Misconception 2: Yggdrasil is production-ready stable software. The project's own developers explicitly describe it as experimental. The routing protocol and wire format have undergone multiple breaking changes since the 2018 public release. The version 0.5 update released in 2023 broke backward compatibility with all older protocol versions, requiring a coordinated upgrade across the entire network. Anyone considering Yggdrasil for critical infrastructure, commercial services, or long-term stable deployments should weigh this experimental status carefully before committing.

Misconception 3: Yggdrasil addresses are assigned by a central authority. In reality, Yggdrasil IPv6 addresses are entirely self-assigned — each address is automatically computed as a cryptographic hash of the node's own public key. There is no registration process, no address allocation organization, and no way for any third party to revoke or reassign an address.
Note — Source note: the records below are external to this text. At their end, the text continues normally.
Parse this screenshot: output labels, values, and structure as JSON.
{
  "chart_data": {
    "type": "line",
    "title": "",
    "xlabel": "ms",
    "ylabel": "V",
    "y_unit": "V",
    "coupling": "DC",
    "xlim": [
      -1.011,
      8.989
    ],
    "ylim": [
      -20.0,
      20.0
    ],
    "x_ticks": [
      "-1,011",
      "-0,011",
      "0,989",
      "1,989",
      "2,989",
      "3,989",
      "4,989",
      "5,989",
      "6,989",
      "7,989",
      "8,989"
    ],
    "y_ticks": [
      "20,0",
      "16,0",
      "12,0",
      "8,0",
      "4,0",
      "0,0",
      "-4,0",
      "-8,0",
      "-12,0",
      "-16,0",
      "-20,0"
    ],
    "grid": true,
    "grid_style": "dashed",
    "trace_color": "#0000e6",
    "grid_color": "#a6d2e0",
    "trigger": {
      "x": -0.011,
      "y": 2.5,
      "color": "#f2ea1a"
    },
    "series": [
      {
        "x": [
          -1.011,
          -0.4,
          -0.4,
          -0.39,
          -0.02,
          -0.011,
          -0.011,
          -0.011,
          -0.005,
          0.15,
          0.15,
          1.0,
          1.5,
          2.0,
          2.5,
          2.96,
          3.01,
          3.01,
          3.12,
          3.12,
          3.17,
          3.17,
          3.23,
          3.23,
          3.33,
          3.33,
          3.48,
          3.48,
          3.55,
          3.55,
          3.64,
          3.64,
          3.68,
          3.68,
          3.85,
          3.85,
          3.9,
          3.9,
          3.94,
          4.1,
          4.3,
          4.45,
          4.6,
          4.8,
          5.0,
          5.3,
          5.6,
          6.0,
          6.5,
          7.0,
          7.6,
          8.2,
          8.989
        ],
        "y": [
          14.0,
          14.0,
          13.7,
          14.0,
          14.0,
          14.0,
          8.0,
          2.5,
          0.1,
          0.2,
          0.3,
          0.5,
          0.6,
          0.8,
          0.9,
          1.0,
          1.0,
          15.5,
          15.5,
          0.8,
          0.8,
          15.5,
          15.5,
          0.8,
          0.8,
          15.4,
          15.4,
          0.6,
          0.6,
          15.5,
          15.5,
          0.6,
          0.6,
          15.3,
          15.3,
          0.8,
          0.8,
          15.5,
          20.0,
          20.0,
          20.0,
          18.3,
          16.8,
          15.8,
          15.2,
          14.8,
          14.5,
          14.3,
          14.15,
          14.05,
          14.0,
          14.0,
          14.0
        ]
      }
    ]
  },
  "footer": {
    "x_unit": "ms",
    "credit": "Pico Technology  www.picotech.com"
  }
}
This is a fundamental design difference from the public internet, where IP addresses are allocated by regional internet registries such as ARIN, RIPE NCC, or APNIC.

Practical Use Cases and Getting Started

Despite its experimental label, Yggdrasil has found genuine utility in several real-world scenarios that take advantage of its unique properties.
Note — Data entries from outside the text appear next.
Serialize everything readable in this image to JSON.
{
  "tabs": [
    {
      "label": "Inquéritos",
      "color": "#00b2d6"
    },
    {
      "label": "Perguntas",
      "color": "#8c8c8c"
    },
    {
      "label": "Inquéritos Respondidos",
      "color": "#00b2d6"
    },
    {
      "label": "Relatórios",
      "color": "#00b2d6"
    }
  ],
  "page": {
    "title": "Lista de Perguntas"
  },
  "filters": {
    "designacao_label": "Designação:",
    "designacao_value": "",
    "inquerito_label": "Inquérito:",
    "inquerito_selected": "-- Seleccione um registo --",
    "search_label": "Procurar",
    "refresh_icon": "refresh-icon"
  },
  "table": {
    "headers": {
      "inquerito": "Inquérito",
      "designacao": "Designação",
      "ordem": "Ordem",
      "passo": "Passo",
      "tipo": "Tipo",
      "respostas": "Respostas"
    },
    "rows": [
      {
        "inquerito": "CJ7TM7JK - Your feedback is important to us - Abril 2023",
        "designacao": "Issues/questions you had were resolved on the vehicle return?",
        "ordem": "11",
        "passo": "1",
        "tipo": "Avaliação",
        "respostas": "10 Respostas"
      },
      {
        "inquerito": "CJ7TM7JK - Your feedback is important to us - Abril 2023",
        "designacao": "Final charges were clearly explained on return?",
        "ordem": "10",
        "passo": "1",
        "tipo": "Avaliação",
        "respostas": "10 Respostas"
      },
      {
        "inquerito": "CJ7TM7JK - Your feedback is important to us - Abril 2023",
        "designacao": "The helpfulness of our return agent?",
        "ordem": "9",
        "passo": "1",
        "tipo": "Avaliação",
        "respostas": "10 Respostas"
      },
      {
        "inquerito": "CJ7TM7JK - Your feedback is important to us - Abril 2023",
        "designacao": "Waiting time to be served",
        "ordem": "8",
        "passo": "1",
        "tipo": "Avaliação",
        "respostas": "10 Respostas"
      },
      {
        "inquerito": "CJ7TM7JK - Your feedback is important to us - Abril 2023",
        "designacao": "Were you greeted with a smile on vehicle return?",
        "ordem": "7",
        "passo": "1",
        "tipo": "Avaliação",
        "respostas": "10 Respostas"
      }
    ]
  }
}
Private mesh networks across multiple locations represent one of the most common deployments. Users connect home servers, cloud VPS instances, laptops, and Raspberry Pi devices under a single encrypted network fabric. Because each device's IPv6 address is derived from a stable key pair, addresses do not change when devices move between networks or ISPs — a significant operational advantage over DHCP-assigned addresses.

Bypassing NAT for peer-to-peer connectivity is another major use case. Two devices on different home networks, each behind their own NAT router, can communicate directly using their Yggdrasil IPv6 addresses once both are connected to any part of the global Yggdrasil network — no port forwarding, dynamic DNS, or relay servers required. This makes Yggdrasil practically useful for self-hosted services such as SSH, file sharing, home automation, and game servers.
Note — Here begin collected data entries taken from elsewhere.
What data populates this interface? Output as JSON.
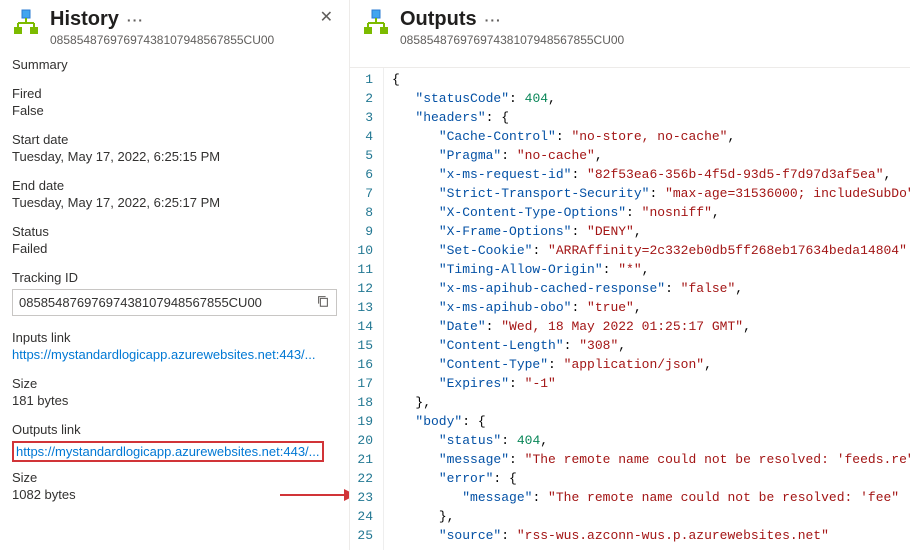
{
  "history": {
    "title": "History",
    "run_id": "08585487697697438107948567855CU00",
    "summary_label": "Summary",
    "fired_label": "Fired",
    "fired_value": "False",
    "start_label": "Start date",
    "start_value": "Tuesday, May 17, 2022, 6:25:15 PM",
    "end_label": "End date",
    "end_value": "Tuesday, May 17, 2022, 6:25:17 PM",
    "status_label": "Status",
    "status_value": "Failed",
    "tracking_label": "Tracking ID",
    "tracking_value": "08585487697697438107948567855CU00",
    "inputs_link_label": "Inputs link",
    "inputs_link_value": "https://mystandardlogicapp.azurewebsites.net:443/...",
    "inputs_size_label": "Size",
    "inputs_size_value": "181 bytes",
    "outputs_link_label": "Outputs link",
    "outputs_link_value": "https://mystandardlogicapp.azurewebsites.net:443/...",
    "outputs_size_label": "Size",
    "outputs_size_value": "1082 bytes"
  },
  "outputs": {
    "title": "Outputs",
    "run_id": "08585487697697438107948567855CU00",
    "json": {
      "statusCode": 404,
      "headers": {
        "Cache-Control": "no-store, no-cache",
        "Pragma": "no-cache",
        "x-ms-request-id": "82f53ea6-356b-4f5d-93d5-f7d97d3af5ea",
        "Strict-Transport-Security": "max-age=31536000; includeSubDo",
        "X-Content-Type-Options": "nosniff",
        "X-Frame-Options": "DENY",
        "Set-Cookie": "ARRAffinity=2c332eb0db5ff268eb17634beda14804",
        "Timing-Allow-Origin": "*",
        "x-ms-apihub-cached-response": "false",
        "x-ms-apihub-obo": "true",
        "Date": "Wed, 18 May 2022 01:25:17 GMT",
        "Content-Length": "308",
        "Content-Type": "application/json",
        "Expires": "-1"
      },
      "body": {
        "status": 404,
        "message": "The remote name could not be resolved: 'feeds.re",
        "error": {
          "message": "The remote name could not be resolved: 'fee"
        },
        "source": "rss-wus.azconn-wus.p.azurewebsites.net"
      }
    },
    "lines": [
      {
        "n": 1,
        "ind": 0,
        "kind": "brace",
        "text": "{"
      },
      {
        "n": 2,
        "ind": 1,
        "kind": "kv-num",
        "key": "statusCode",
        "val": "404",
        "comma": true
      },
      {
        "n": 3,
        "ind": 1,
        "kind": "kv-open",
        "key": "headers"
      },
      {
        "n": 4,
        "ind": 2,
        "kind": "kv-str",
        "key": "Cache-Control",
        "val": "no-store, no-cache",
        "comma": true
      },
      {
        "n": 5,
        "ind": 2,
        "kind": "kv-str",
        "key": "Pragma",
        "val": "no-cache",
        "comma": true
      },
      {
        "n": 6,
        "ind": 2,
        "kind": "kv-str",
        "key": "x-ms-request-id",
        "val": "82f53ea6-356b-4f5d-93d5-f7d97d3af5ea",
        "comma": true
      },
      {
        "n": 7,
        "ind": 2,
        "kind": "kv-str",
        "key": "Strict-Transport-Security",
        "val": "max-age=31536000; includeSubDo"
      },
      {
        "n": 8,
        "ind": 2,
        "kind": "kv-str",
        "key": "X-Content-Type-Options",
        "val": "nosniff",
        "comma": true
      },
      {
        "n": 9,
        "ind": 2,
        "kind": "kv-str",
        "key": "X-Frame-Options",
        "val": "DENY",
        "comma": true
      },
      {
        "n": 10,
        "ind": 2,
        "kind": "kv-str",
        "key": "Set-Cookie",
        "val": "ARRAffinity=2c332eb0db5ff268eb17634beda14804"
      },
      {
        "n": 11,
        "ind": 2,
        "kind": "kv-str",
        "key": "Timing-Allow-Origin",
        "val": "*",
        "comma": true
      },
      {
        "n": 12,
        "ind": 2,
        "kind": "kv-str",
        "key": "x-ms-apihub-cached-response",
        "val": "false",
        "comma": true
      },
      {
        "n": 13,
        "ind": 2,
        "kind": "kv-str",
        "key": "x-ms-apihub-obo",
        "val": "true",
        "comma": true
      },
      {
        "n": 14,
        "ind": 2,
        "kind": "kv-str",
        "key": "Date",
        "val": "Wed, 18 May 2022 01:25:17 GMT",
        "comma": true
      },
      {
        "n": 15,
        "ind": 2,
        "kind": "kv-str",
        "key": "Content-Length",
        "val": "308",
        "comma": true
      },
      {
        "n": 16,
        "ind": 2,
        "kind": "kv-str",
        "key": "Content-Type",
        "val": "application/json",
        "comma": true
      },
      {
        "n": 17,
        "ind": 2,
        "kind": "kv-str",
        "key": "Expires",
        "val": "-1"
      },
      {
        "n": 18,
        "ind": 1,
        "kind": "close",
        "comma": true
      },
      {
        "n": 19,
        "ind": 1,
        "kind": "kv-open",
        "key": "body"
      },
      {
        "n": 20,
        "ind": 2,
        "kind": "kv-num",
        "key": "status",
        "val": "404",
        "comma": true
      },
      {
        "n": 21,
        "ind": 2,
        "kind": "kv-str",
        "key": "message",
        "val": "The remote name could not be resolved: 'feeds.re"
      },
      {
        "n": 22,
        "ind": 2,
        "kind": "kv-open",
        "key": "error"
      },
      {
        "n": 23,
        "ind": 3,
        "kind": "kv-str",
        "key": "message",
        "val": "The remote name could not be resolved: 'fee"
      },
      {
        "n": 24,
        "ind": 2,
        "kind": "close",
        "comma": true
      },
      {
        "n": 25,
        "ind": 2,
        "kind": "kv-str",
        "key": "source",
        "val": "rss-wus.azconn-wus.p.azurewebsites.net"
      }
    ]
  }
}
Research and education also benefit from Yggdrasil's open implementation. Because the project is written in well-documented Go and the protocol is fully open, it serves as an accessible platform for studying decentralized routing algorithms, compact routing schemes, and distributed key-based addressing systems.

To get started, install Yggdrasil from the GitHub releases page at github.com/yggdrasil-network/yggdrasil-go or via your Linux distribution's package manager. Generate a configuration file with yggdrasil -genconf, add at least one public peer address from a community peer list, and start the daemon. The device will display its newly generated Yggdrasil IPv6 address within seconds, and it will be immediately reachable by any other Yggdrasil node worldwide. Full setup documentation is available at the official project site yggdrasil-network.github.io.